The ability for EHRs to lead to more accurate decisions is a result of the efficiency and accessibility advantages mentioned earlier. A successful operation relies on a precise diagnosis, which depends on an accurate health record. Most EHRs also feature additional built-in functionalities designed to reduce unintentional mistakes and raise red flags when something seems incorrect. For instance, several include electronic prescribing (e-prescribing) capabilities, which allow doctors to electronically send prescriptions to patients quickly and accurately.
Electronic health records are not the quintessential solution to reducing medical errors. However, they are certainly a step in the right direction. EHRs provide more organized, secure, and precise information to help doctors make better data-driven decisions about a patient’s health. This increased accuracy is a major component of the underlying goal James covets in his conclusion – which also happens to be the fourth and final level of the overall benefits of Electronic Health Records.

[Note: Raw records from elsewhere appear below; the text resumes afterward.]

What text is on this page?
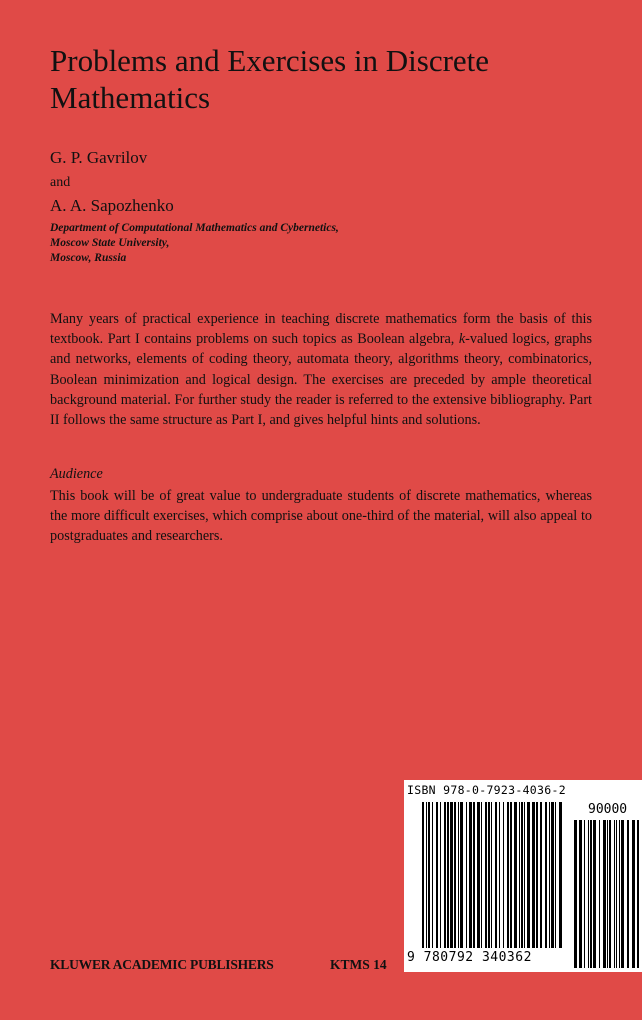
Problems and Exercises in Discrete Mathematics
G. P. Gavrilov
and
A. A. Sapozhenko
Department of Computational Mathematics and Cybernetics,
Moscow State University,
Moscow, Russia
Many years of practical experience in teaching discrete mathematics form the basis of this textbook. Part I contains problems on such topics as Boolean algebra, k-valued logics, graphs and networks, elements of coding theory, automata theory, algorithms theory, combinatorics, Boolean minimization and logical design. The exercises are preceded by ample theoretical background material. For further study the reader is referred to the extensive bibliography. Part II follows the same structure as Part I, and gives helpful hints and solutions.
Audience
This book will be of great value to undergraduate students of discrete mathematics, whereas the more difficult exercises, which comprise about one-third of the material, will also appeal to postgraduates and researchers.
KLUWER ACADEMIC PUBLISHERS	KTMS 14
ISBN 978-0-7923-4036-2
90000
9 780792 340362
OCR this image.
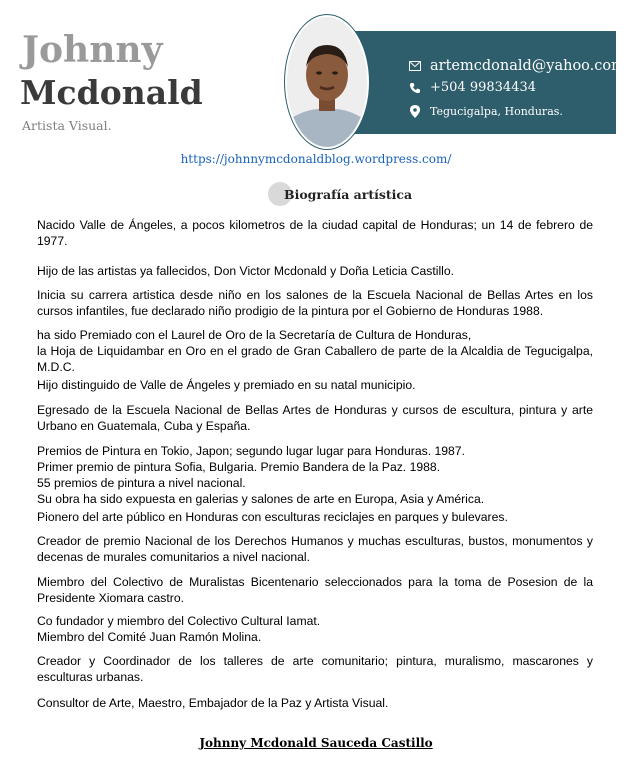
Johnny
Mcdonald
Artista Visual.
artemcdonald@yahoo.com
+504 99834434
Tegucigalpa, Honduras.
https://johnnymcdonaldblog.wordpress.com/
Biografía artística

Nacido Valle de Ángeles, a pocos kilometros de la ciudad capital de Honduras; un 14 de febrero de 1977.

Hijo de las artistas ya fallecidos, Don Victor Mcdonald y Doña Leticia Castillo.

Inicia su carrera artistica desde niño en los salones de la Escuela Nacional de Bellas Artes en los cursos infantiles, fue declarado niño prodigio de la pintura por el Gobierno de Honduras 1988.

ha sido Premiado con el Laurel de Oro de la Secretaría de Cultura de Honduras,
la Hoja de Liquidambar en Oro en el grado de Gran Caballero de parte de la Alcaldia de Tegucigalpa, M.D.C.

Hijo distinguido de Valle de Ángeles y premiado en su natal municipio.

Egresado de la Escuela Nacional de Bellas Artes de Honduras y cursos de escultura, pintura y arte Urbano en Guatemala, Cuba y España.

Premios de Pintura en Tokio, Japon; segundo lugar lugar para Honduras. 1987.
Primer premio de pintura Sofia, Bulgaria. Premio Bandera de la Paz. 1988.
55 premios de pintura a nivel nacional.
Su obra ha sido expuesta en galerias y salones de arte en Europa, Asia y América.

Pionero del arte público en Honduras con esculturas reciclajes en parques y bulevares.

Creador de premio Nacional de los Derechos Humanos y muchas esculturas, bustos, monumentos y decenas de murales comunitarios a nivel nacional.

Miembro del Colectivo de Muralistas Bicentenario seleccionados para la toma de Posesion de la Presidente Xiomara castro.

Co fundador y miembro del Colectivo Cultural Iamat.
Miembro del Comité Juan Ramón Molina.

Creador y Coordinador de los talleres de arte comunitario; pintura, muralismo, mascarones y esculturas urbanas.

Consultor de Arte, Maestro, Embajador de la Paz y Artista Visual.

Johnny Mcdonald Sauceda Castillo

The fourth phase of the funnel is not as much of a step in the process as it is the ultimate goal of each previous level. This isn’t about saving time or money; it’s about providing patients with better care. Yes, you should turn to EHRs because they can save you money. Yes, you should turn to EHRs because they are more efficient and accessible. Yes, you should turn to EHRs because they result in more accurate decisions. But most importantly, you should turn to EHRs because they make healthcare better.